Aref Investment Group held its (postponed) Extraordinary General Meeting (EGM) for the financial year ended 31 December 2020 on Tuesday, 8 March 2022 at the company’s headquarters located in Sharq - Plot 6 - Building 33 - ITS Tower – 2nd Floor. The EGM passed a resolution amending Article (5) of the Memorandum of Incorporation and Article (4) of the Articles of Association, as follows: Without prejudice to the provisions of Decree-Law No. 25 of 2021 issuing the Companies Law, its amendments and its executive regulations, the objectives for which the company was established are as follows:
- Investment portfolio manager.
- Invest in commercial and productive sectors in the industrial, agricultural and other fields, whether direct investment or by contributing to existing companies or establishing new ones.
- Providing technical and administrative services for projects, preparing economic feasibility studies, surveying opportunities for establishing new projects, providing financial advice for preparing restructuring companies’ financial positions, proposing such restructuring, and providing service and advisory services to seize financing opportunities, provided that financing is not provided by the company.
- Carry out trading activities for the company's account, directly or indirectly through investment portfolios. The company carries out its objectives in accordance with the provisions of Islamic Shariah, and therefore it must comply with the provisions of Islamic Sharia in all its activities.
- “Shariah Supervisory Board”, an independent committee, shall be formed, consisting of a number of specialists in the principles of Islamic principles who have at least a university degree in this field. The committee shall consist of no be less than three (3) members appointed by the company’s AGM and shall be in charge of the following:
- Express the Islamic Shariah opinion on the company's activities and actions.

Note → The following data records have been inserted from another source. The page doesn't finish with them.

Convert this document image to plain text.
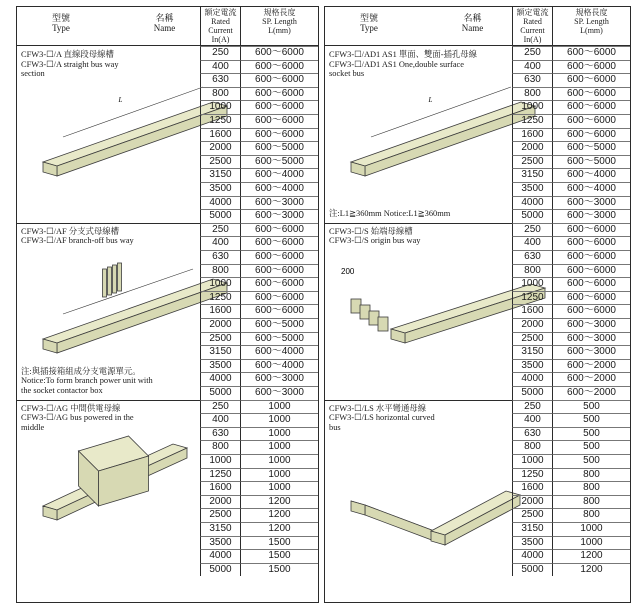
型號
Type
名稱
Name
額定電流
Rated
Current
In(A)
規格長度
SP. Length
L(mm)
CFW3-☐/A 直線段母線槽
CFW3-☐/A straight bus way
section
L
250	600～6000
400	600～6000
630	600～6000
800	600～6000
1000	600～6000
1250	600～6000
1600	600～6000
2000	600～5000
2500	600～5000
3150	600～4000
3500	600～4000
4000	600～3000
5000	600～3000
CFW3-☐/AF 分支式母線槽
CFW3-☐/AF branch-off bus way
注:與插接箱組成分支電源單元。
Notice:To form branch power unit with
the socket contactor box
250	600～6000
400	600～6000
630	600～6000
800	600～6000
1000	600～6000
1250	600～6000
1600	600～6000
2000	600～5000
2500	600～5000
3150	600～4000
3500	600～4000
4000	600～3000
5000	600～3000
CFW3-☐/AG 中間供電母線
CFW3-☐/AG bus powered in the
middle
250	1000
400	1000
630	1000
800	1000
1000	1000
1250	1000
1600	1000
2000	1200
2500	1200
3150	1200
3500	1500
4000	1500
5000	1500
型號
Type
名稱
Name
額定電流
Rated
Current
In(A)
規格長度
SP. Length
L(mm)
CFW3-☐/AD1 AS1 單面、雙面-插孔母線
CFW3-☐/AD1 AS1 One,double surface
socket bus
注:L1≧360mm Notice:L1≧360mm
L
250	600～6000
400	600～6000
630	600～6000
800	600～6000
1000	600～6000
1250	600～6000
1600	600～6000
2000	600～5000
2500	600～5000
3150	600～4000
3500	600～4000
4000	600～3000
5000	600～3000
CFW3-☐/S 始端母線槽
CFW3-☐/S origin bus way
200
250	600～6000
400	600～6000
630	600～6000
800	600～6000
1000	600～6000
1250	600～6000
1600	600～6000
2000	600～3000
2500	600～3000
3150	600～3000
3500	600～2000
4000	600～2000
5000	600～2000
CFW3-☐/LS 水平彎通母線
CFW3-☐/LS horizontal curved
bus
250	500
400	500
630	500
800	500
1000	500
1250	800
1600	800
2000	800
2500	800
3150	1000
3500	1000
4000	1200
5000	1200
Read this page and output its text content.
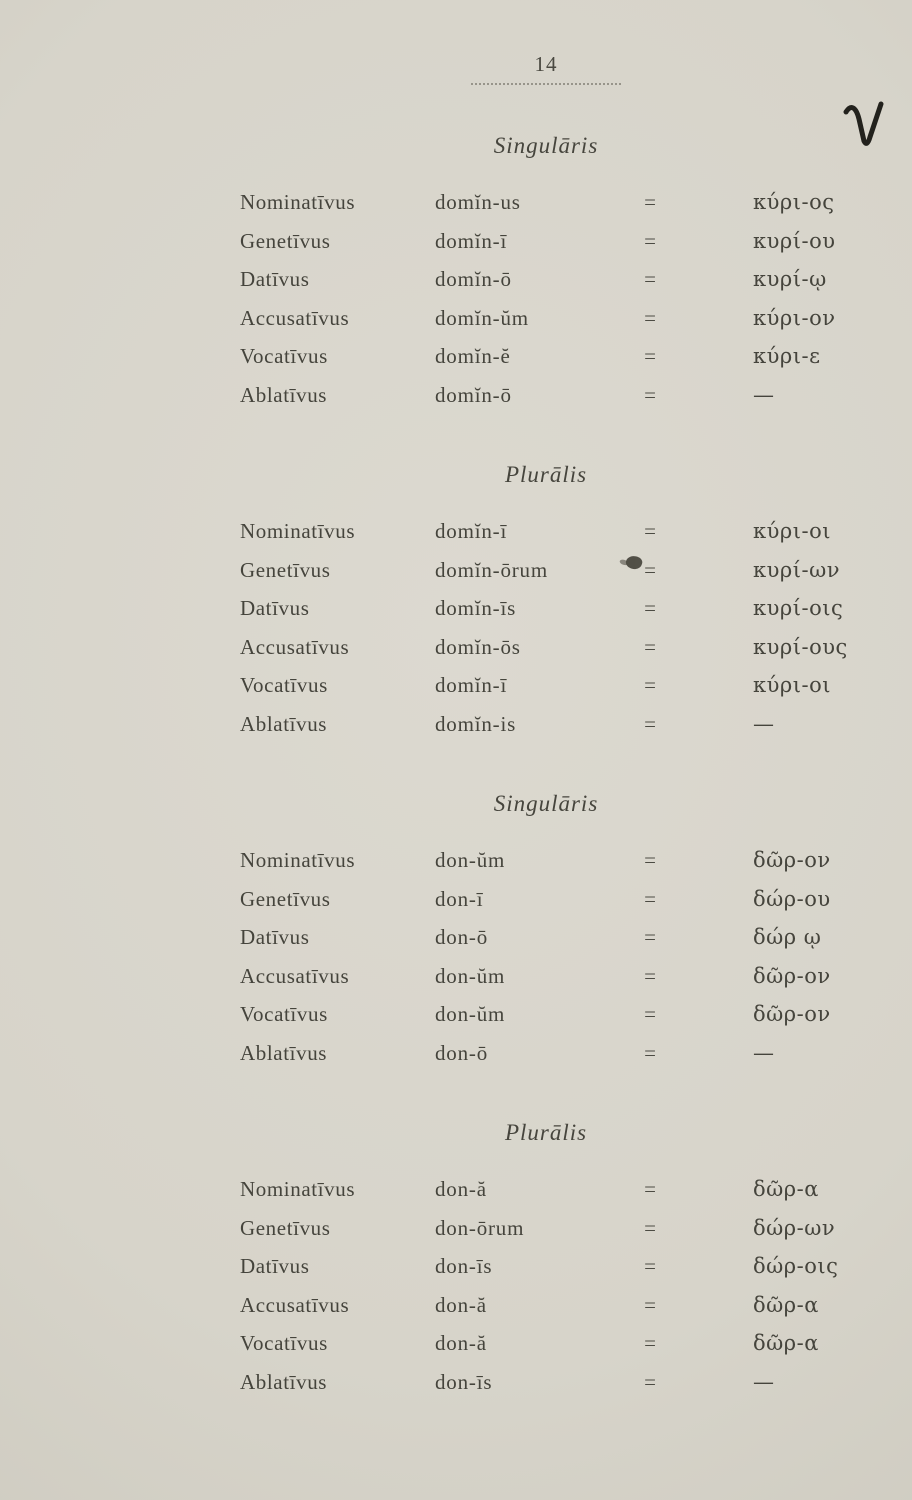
14
Singulāris
Nominatīvus	domĭn-us	=	κύρι-ος
Genetīvus	domĭn-ī	=	κυρί-ου
Datīvus	domĭn-ō	=	κυρί-ῳ
Accusatīvus	domĭn-ŭm	=	κύρι-ον
Vocatīvus	domĭn-ĕ	=	κύρι-ε
Ablatīvus	domĭn-ō	=	—
Plurālis
Nominatīvus	domĭn-ī	=	κύρι-οι
Genetīvus	domĭn-ōrum	=	κυρί-ων
Datīvus	domĭn-īs	=	κυρί-οις
Accusatīvus	domĭn-ōs	=	κυρί-ους
Vocatīvus	domĭn-ī	=	κύρι-οι
Ablatīvus	domĭn-is	=	—
Singulāris
Nominatīvus	don-ŭm	=	δῶρ-ον
Genetīvus	don-ī	=	δώρ-ου
Datīvus	don-ō	=	δώρ ῳ
Accusatīvus	don-ŭm	=	δῶρ-ον
Vocatīvus	don-ŭm	=	δῶρ-ον
Ablatīvus	don-ō	=	—
Plurālis
Nominatīvus	don-ă	=	δῶρ-α
Genetīvus	don-ōrum	=	δώρ-ων
Datīvus	don-īs	=	δώρ-οις
Accusatīvus	don-ă	=	δῶρ-α
Vocatīvus	don-ă	=	δῶρ-α
Ablatīvus	don-īs	=	—
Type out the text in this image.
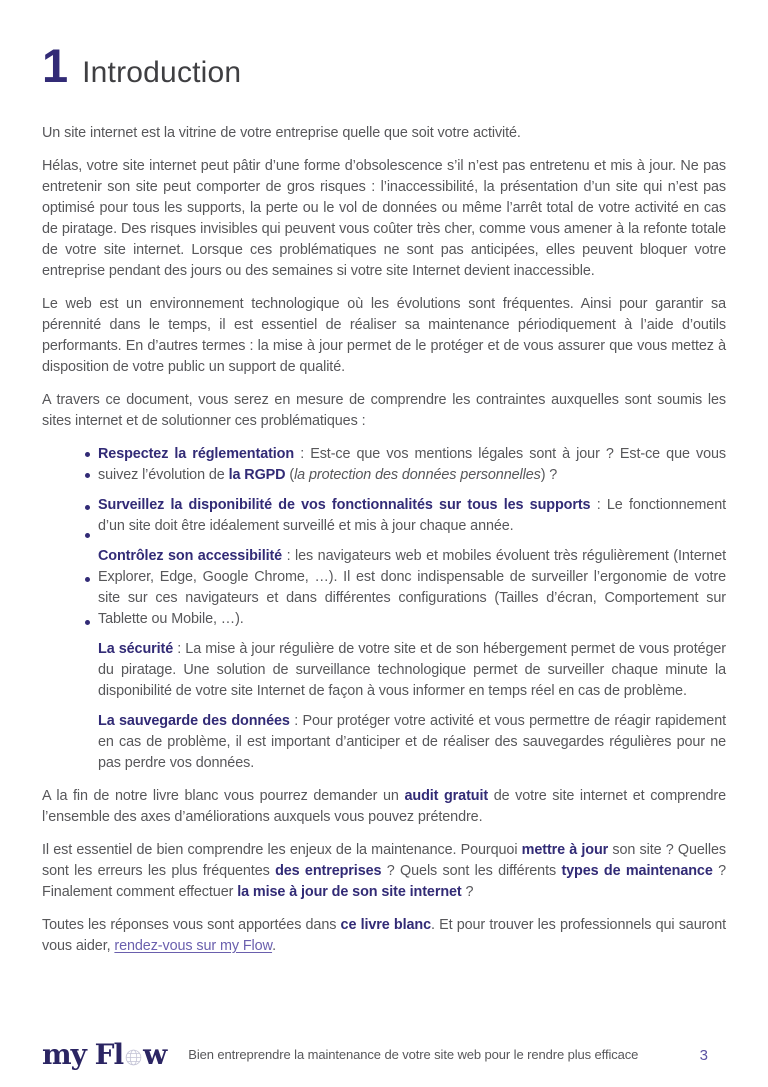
1 Introduction

Un site internet est la vitrine de votre entreprise quelle que soit votre activité.

Hélas, votre site internet peut pâtir d’une forme d’obsolescence s’il n’est pas entretenu et mis à jour. Ne pas entretenir son site peut comporter de gros risques : l’inaccessibilité, la présentation d’un site qui n’est pas optimisé pour tous les supports, la perte ou le vol de données ou même l’arrêt total de votre activité en cas de piratage. Des risques invisibles qui peuvent vous coûter très cher, comme vous amener à la refonte totale de votre site internet. Lorsque ces problématiques ne sont pas anticipées, elles peuvent bloquer votre entreprise pendant des jours ou des semaines si votre site Internet devient inaccessible.

Le web est un environnement technologique où les évolutions sont fréquentes. Ainsi pour garantir sa pérennité dans le temps, il est essentiel de réaliser sa maintenance périodiquement à l’aide d’outils performants. En d’autres termes : la mise à jour permet de le protéger et de vous assurer que vous mettez à disposition de votre public un support de qualité.

A travers ce document, vous serez en mesure de comprendre les contraintes auxquelles sont soumis les sites internet et de solutionner ces problématiques :

Respectez la réglementation : Est-ce que vos mentions légales sont à jour ? Est-ce que vous suivez l’évolution de la RGPD (la protection des données personnelles) ?

Surveillez la disponibilité de vos fonctionnalités sur tous les supports : Le fonctionnement d’un site doit être idéalement surveillé et mis à jour chaque année.

Contrôlez son accessibilité : les navigateurs web et mobiles évoluent très régulièrement (Internet Explorer, Edge, Google Chrome, …). Il est donc indispensable de surveiller l’ergonomie de votre site sur ces navigateurs et dans différentes configurations (Tailles d’écran, Comportement sur Tablette ou Mobile, …).

La sécurité : La mise à jour régulière de votre site et de son hébergement permet de vous protéger du piratage. Une solution de surveillance technologique permet de surveiller chaque minute la disponibilité de votre site Internet de façon à vous informer en temps réel en cas de problème.

La sauvegarde des données : Pour protéger votre activité et vous permettre de réagir rapidement en cas de problème, il est important d’anticiper et de réaliser des sauvegardes régulières pour ne pas perdre vos données.

A la fin de notre livre blanc vous pourrez demander un audit gratuit de votre site internet et comprendre l’ensemble des axes d’améliorations auxquels vous pouvez prétendre.

Il est essentiel de bien comprendre les enjeux de la maintenance. Pourquoi mettre à jour son site ? Quelles sont les erreurs les plus fréquentes des entreprises ? Quels sont les différents types de maintenance ? Finalement comment effectuer la mise à jour de son site internet ?

Toutes les réponses vous sont apportées dans ce livre blanc. Et pour trouver les professionnels qui sauront vous aider, rendez-vous sur my Flow.

my Fl w Bien entreprendre la maintenance de votre site web pour le rendre plus efficace	3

- Verify the company's compliance with the provisions of Islamic Shariah.
- Submit an annual report to the company’s general assembly including its opinion on the company’s compliance in its activity and actions with the provisions of Islamic Sharia and the extent to which the company’s management is committed to complying with the opinions expressed by the Shariah Supervisory Board in this regard, in addition to noting any observations the Committee may have expressed on the company’s business. This report shall be included as part of the company's annual report.
- Opinions are taken by majority vote. In the event that a majority cannot be achieved and there was a disagreement between the members of the Shariah Board on the Shariah ruling, the issue of the dispute is referred to the Fatwa Board at the Ministry of Awqaf and Islamic Affairs. The provisions of Articles (508 - 992 - 1041) of the Civil Code and Article (237) of the Commercial Law apply to the actions carried out by the company within its objectives in accordance with the provisions of Islamic Sharia.
- The EGM also passed a resolution amending Article (28) of its Articles of Association as follows: “The board of directors is fully authorized to manage the company’s affairs and run its business pursuant to its objectives. The BOD may conclude loan and mortgage contracts, execute agreements, arbitration, reconciliation and donations This authority is only limited with the bounds of the law, the company’s Memorandum of incorporation and the resolution issued by its general assembly.
- The Board of Directors may also delegate the Executive Committee or the CEO to exercise some of those authorizations.